They said they will respect whatever action is taken by Rodrigo Duterte on the Sugar Regulatory Administration (SRA), even though it's proposed abolition would have a massive effect on an industry reeling in the face of a proposed sugar tax on sweetened drinks.
In a speech, the Filipino strongman leader had hinted at the administration’s supposed nefarious practices and slammed its use of highly paid consultants.
Temperatures were later lowered after agriculture secretary Emmanuel Piñol clarified that Duterte had just been floating an idea on the SRA’s abolition.
In a statement, the Sugar Alliance of the Philippines said closing the authority would leave the industry reeling, so soon after the start of the milling season.
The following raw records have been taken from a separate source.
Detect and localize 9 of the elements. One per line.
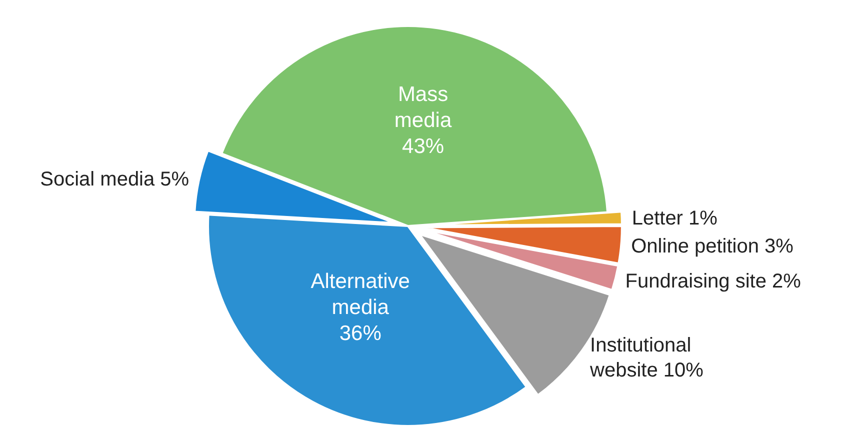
slice-label: Social media 5% xyxy=(40,168,190,190)
slice-label: Institutional website 10% xyxy=(589,334,704,382)
slice-label: Letter 1% xyxy=(632,208,718,230)
slice-label: Alternative media xyxy=(310,270,410,319)
slice-label: Fundraising site 2% xyxy=(625,270,802,292)
slice-label: Mass media xyxy=(394,83,452,132)
data-label: 36% xyxy=(339,322,382,345)
slice-label: Online petition 3% xyxy=(631,236,794,258)
data-label: 43% xyxy=(402,135,444,158)
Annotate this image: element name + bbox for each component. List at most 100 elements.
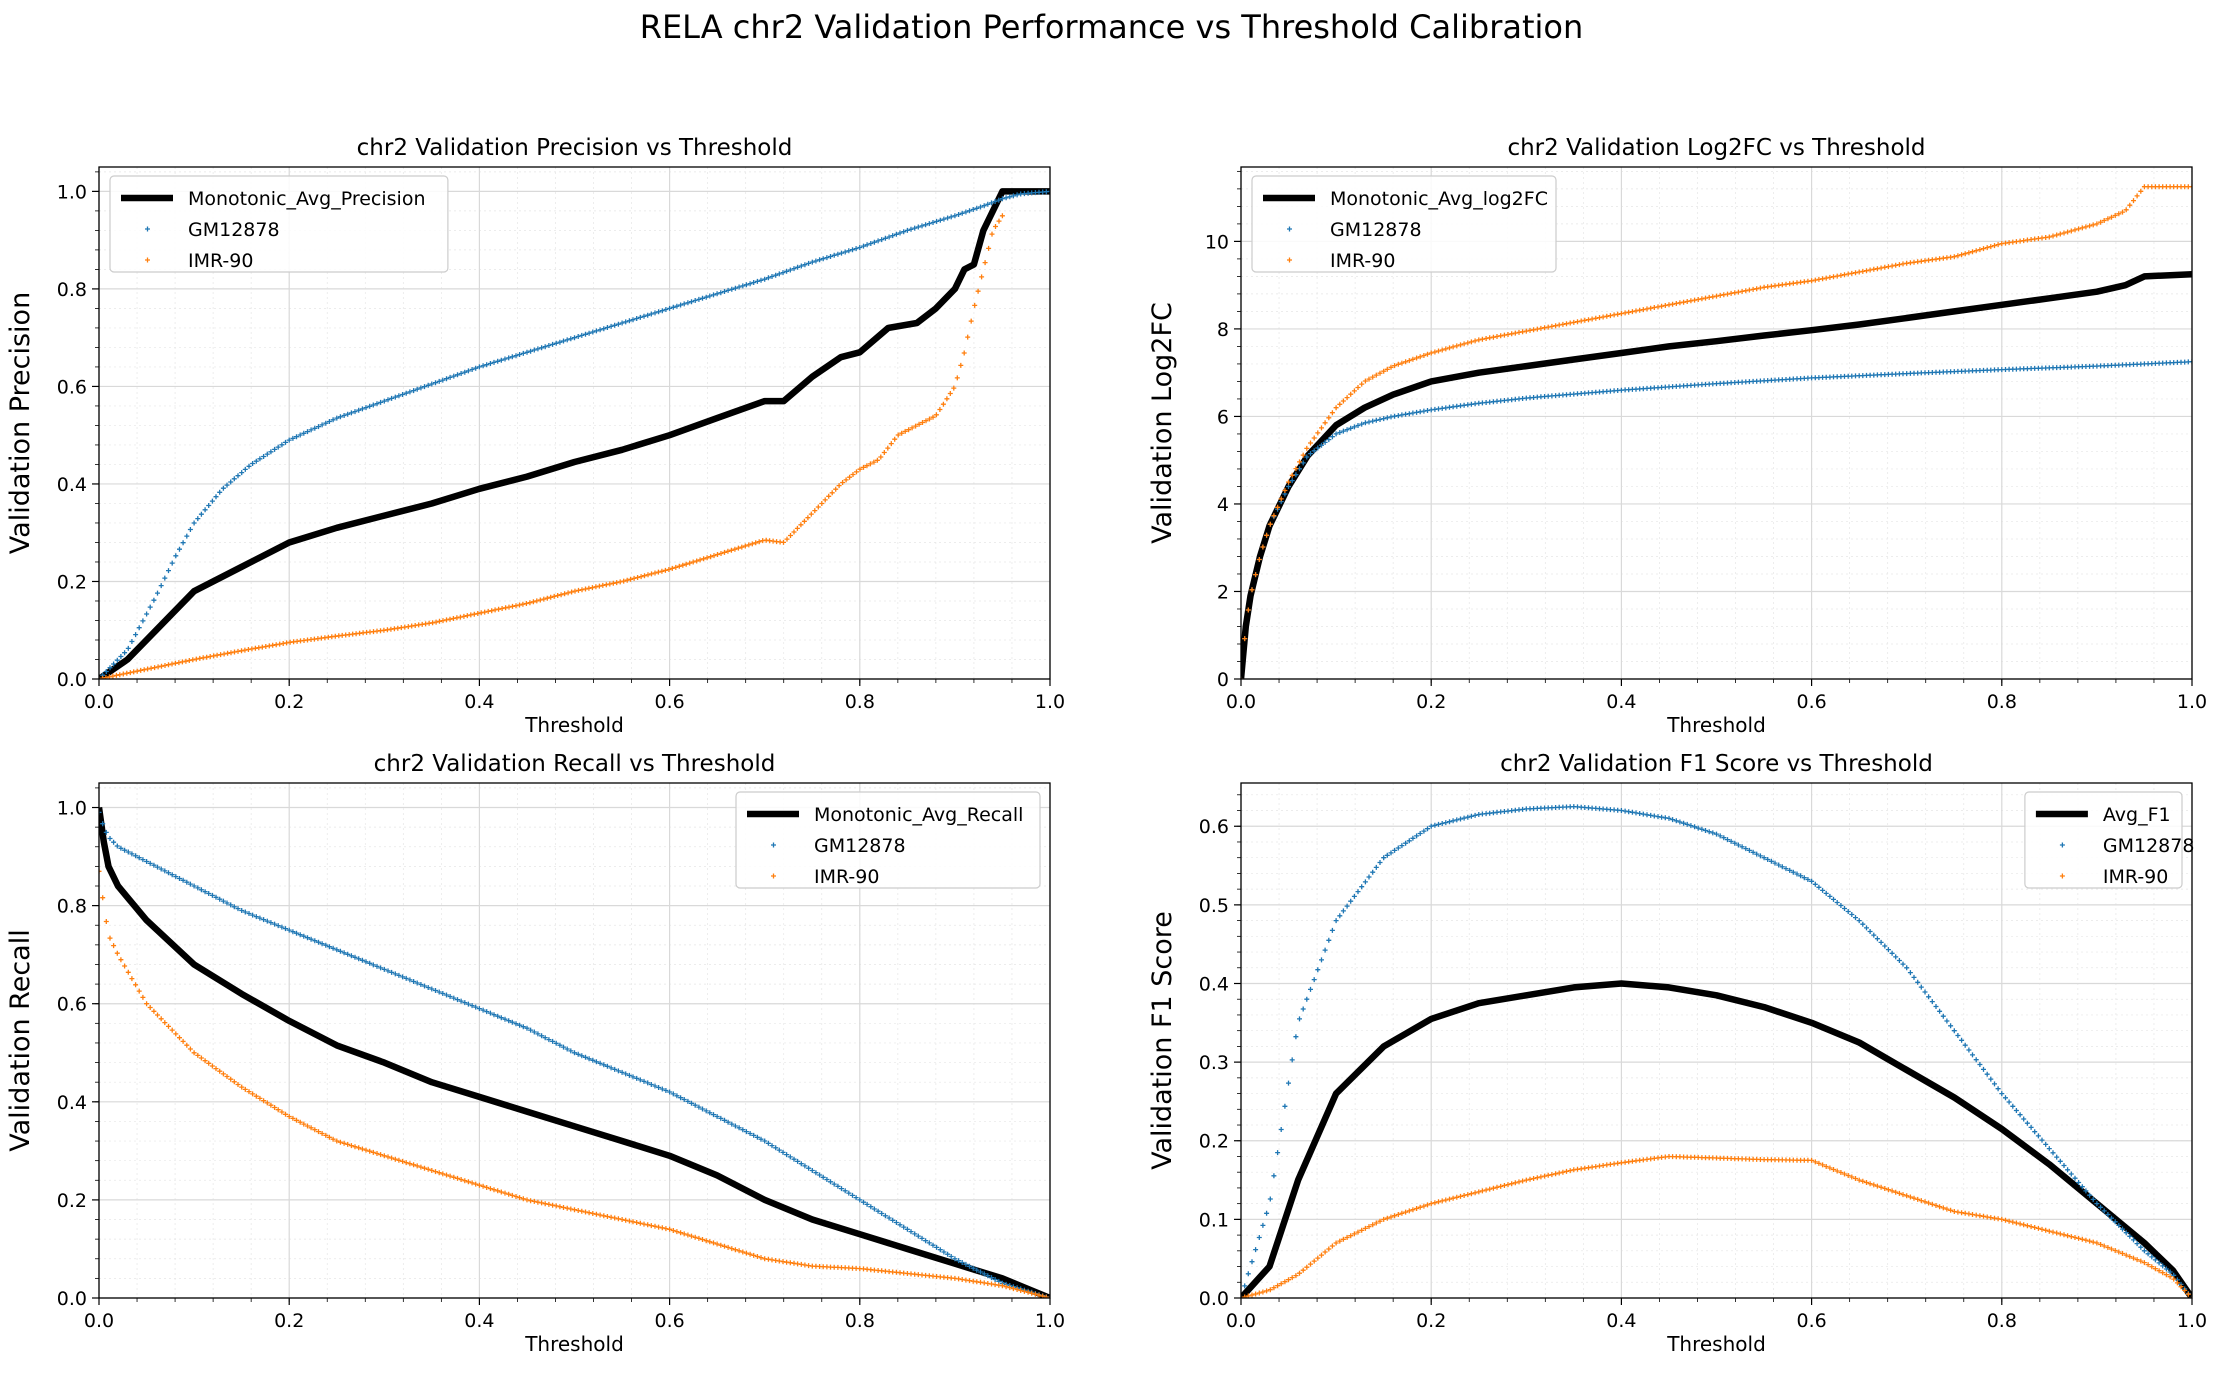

It said that more than 5m people directly and indirectly employed by the sugar industry would be affected if the SRA, which was established 21 years ago to promote the growth and development of the sugar industry through greater participation of the private sector and to improve the working conditions of labourers
It also voiced hopes that the Duterte administration would see merit in allowing the industry development body to continue after it had “served and protected the interest of the industry from threats of sugar smuggling and challenges of globalisation for so long”.
“This year has been equally challenging for the industry, and some we've surpassed because of the support we got from the president,” the industry body’s statement said.
“We acknowledge that there are kinks we need to resolve, and that can and will happen with everyone's cooperation.”
“We will respect and abide by his decision,” the group added.
Yet some associations are not so sanguine. Enrique Rojas, president of National Federation of Sugarcane Planters, called on the president to reconsider his statement to close the SRA.
“If the president is not satisfied with the performance of the immediate past administrator, it is not the fault of the entire agency,” Rojas said.
Meanwhile, Manuel Lamata, president of United Sugar Producers Federation of the Philippines, said the abolition of SRA would spell disaster for the sugar industry.
“The president should fire the guilty, but not abolish the agency that has been doing its job,” Lamatta said.